Russia pounds Kyiv with airstrikes during G20 meeting
Russia fired off another round of airstrikes against civilian infrastructure across Ukraine on Tuesday, killing at least one person in Kyiv as the G20 leaders met to discuss a potential declaration condemning the war.
Just under 100 Russian missiles were fired at targets in the Lviv, Zhytomyr, Khmelnytskyi and Rivne provinces in western Ukraine, as well as the nation’s two major cities, Kyiv and Kharkiv.
Kyrylo Tymoshenko, a senior Ukrainian official, said the strikes hit power plants in the central and northern regions of the country. He called the situation “critical.”
“The situation in the capital is extremely difficult, special schedules of emergency shutdowns are introduced,” he said on the messaging app Telegram.
Authorities in Kyiv said half the city was without power.
Mayor Vitali Klitschko said the city’s one known fatality was a civilian found in a residential building hit by a Russian missile.
The attacks came as leaders from the world’s 20 largest economies — the so-called G20, which includes Russia — met in Indonesia and discussed a potential declaration condemning Moscow’s war on its neighbor.
Tuesday’s strikes were the latest example of Russia lashing out after battlefield losses. Russian forces pulled back from the strategic city of Kherson four days ago, paving the way for Kyiv’s forces to reclaim the regional capital.
Russia’s air assault follows a familiar pattern, bombarding Ukrainian infrastructure from afar in response to strategic losses on the battlefield.
Recently, Kremlin loyalists have gone so far as to call explicitly for attacks on civilian infrastructure, in order to break Ukraine’s will to fight.
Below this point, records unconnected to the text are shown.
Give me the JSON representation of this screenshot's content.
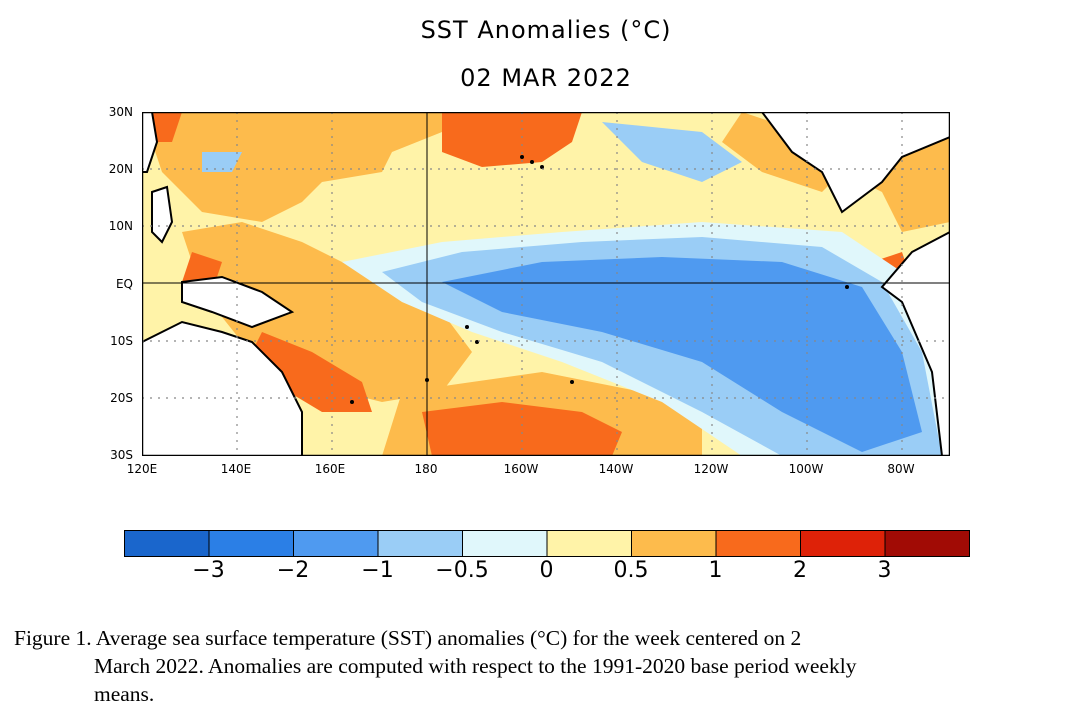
{
  "title": "SST Anomalies (°C)",
  "subtitle": "02 MAR 2022",
  "lat_labels": [
    "30N",
    "20N",
    "10N",
    "EQ",
    "10S",
    "20S",
    "30S"
  ],
  "lon_labels": [
    "120E",
    "140E",
    "160E",
    "180",
    "160W",
    "140W",
    "120W",
    "100W",
    "80W"
  ],
  "colorbar": {
    "colors": [
      "#1a66cc",
      "#2b7fe6",
      "#4f9af0",
      "#9acdf6",
      "#e0f7fb",
      "#fff3a8",
      "#fdbb4c",
      "#f86a1c",
      "#de2208",
      "#a10b05"
    ],
    "tick_labels": [
      "−3",
      "−2",
      "−1",
      "−0.5",
      "0",
      "0.5",
      "1",
      "2",
      "3"
    ]
  },
  "caption_line1": "Figure 1. Average sea surface temperature (SST) anomalies (°C) for the week centered on 2",
  "caption_line2": "March 2022.  Anomalies are computed with respect to the 1991-2020 base period weekly",
  "caption_line3": "means."
}
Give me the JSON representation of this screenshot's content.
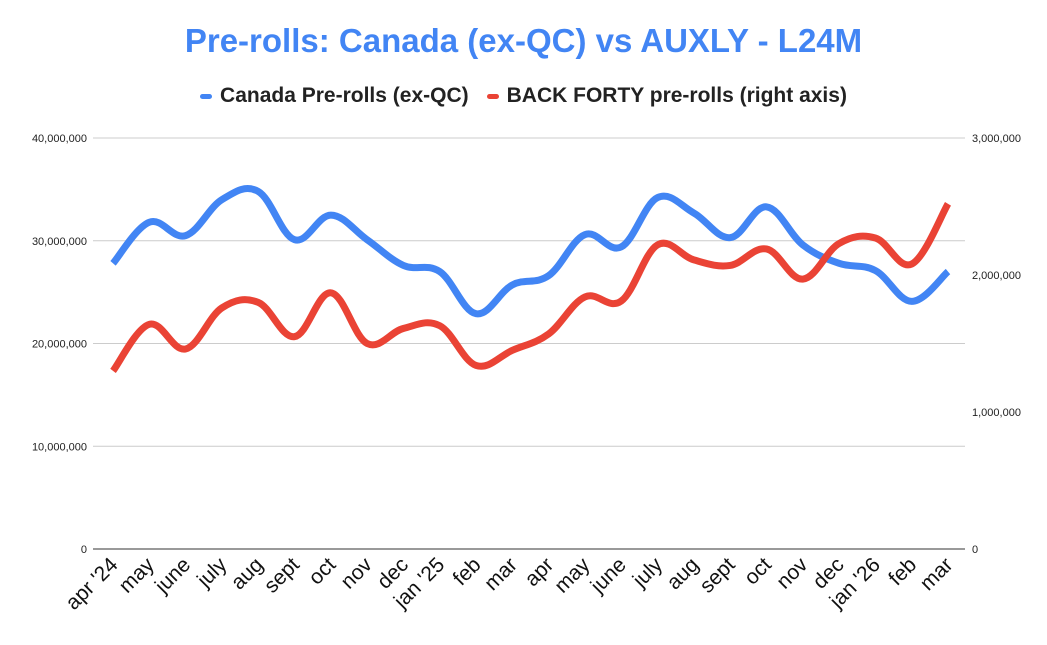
{
  "chart_data": {
    "type": "line",
    "title": "Pre-rolls: Canada (ex-QC) vs AUXLY - L24M",
    "categories": [
      "apr '24",
      "may",
      "june",
      "july",
      "aug",
      "sept",
      "oct",
      "nov",
      "dec",
      "jan '25",
      "feb",
      "mar",
      "apr",
      "may",
      "june",
      "july",
      "aug",
      "sept",
      "oct",
      "nov",
      "dec",
      "jan '26",
      "feb",
      "mar"
    ],
    "series": [
      {
        "name": "Canada Pre-rolls (ex-QC)",
        "axis": "left",
        "color": "#4285f4",
        "values": [
          27800000,
          31800000,
          30500000,
          34000000,
          34800000,
          30100000,
          32500000,
          30100000,
          27600000,
          27000000,
          22900000,
          25700000,
          26600000,
          30600000,
          29400000,
          34200000,
          32700000,
          30300000,
          33300000,
          29600000,
          27800000,
          27100000,
          24100000,
          27000000
        ]
      },
      {
        "name": "BACK FORTY pre-rolls (right axis)",
        "axis": "right",
        "color": "#ea4335",
        "values": [
          1300000,
          1640000,
          1460000,
          1760000,
          1800000,
          1550000,
          1870000,
          1500000,
          1610000,
          1630000,
          1340000,
          1450000,
          1570000,
          1840000,
          1810000,
          2220000,
          2110000,
          2070000,
          2190000,
          1970000,
          2230000,
          2270000,
          2080000,
          2520000
        ]
      }
    ],
    "y_left": {
      "min": 0,
      "max": 40000000,
      "ticks": [
        "0",
        "10,000,000",
        "20,000,000",
        "30,000,000",
        "40,000,000"
      ],
      "tick_values": [
        0,
        10000000,
        20000000,
        30000000,
        40000000
      ]
    },
    "y_right": {
      "min": 0,
      "max": 3000000,
      "ticks": [
        "0",
        "1,000,000",
        "2,000,000",
        "3,000,000"
      ],
      "tick_values": [
        0,
        1000000,
        2000000,
        3000000
      ]
    },
    "grid": true,
    "legend_position": "top",
    "title_color": "#4285f4"
  }
}
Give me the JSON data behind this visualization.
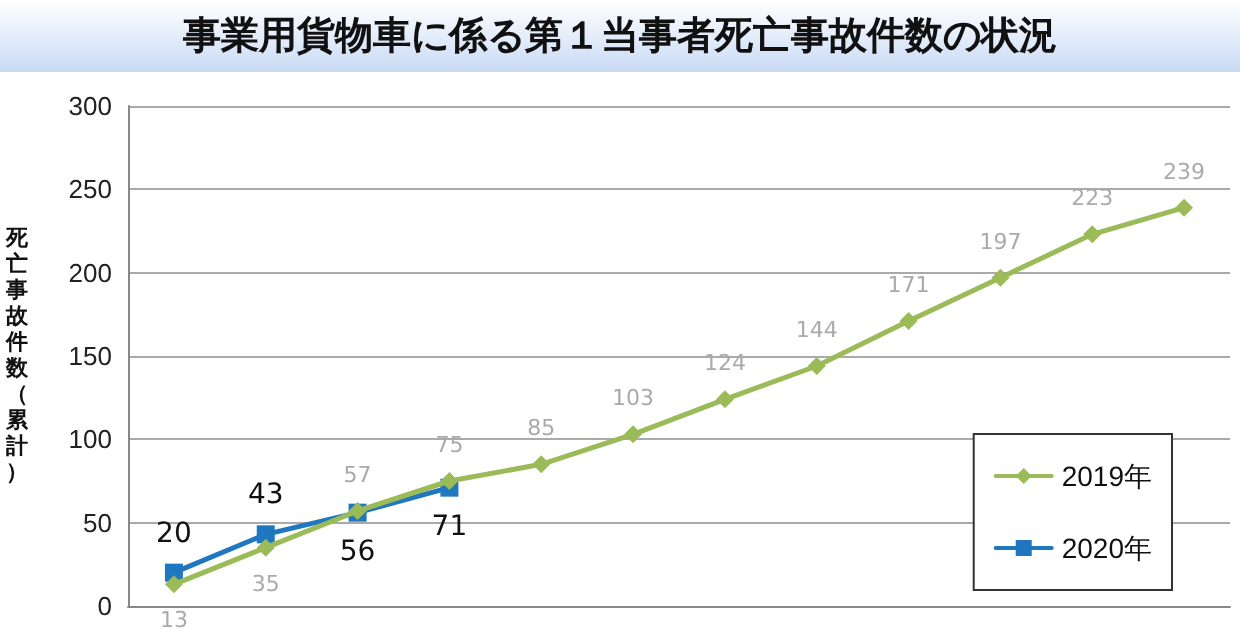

But in a video address to the G20 delegates, Ukrainian President Volodymyr Zelensky said his nation would continue to fight, taking advantage of its recent momentum on the southern front.
“We will not allow Russia to wait it out, build up its forces, and then start a new series of terror and global destabilization,” he said.
“I am convinced now is the time when the Russian destructive war must and can be stopped.”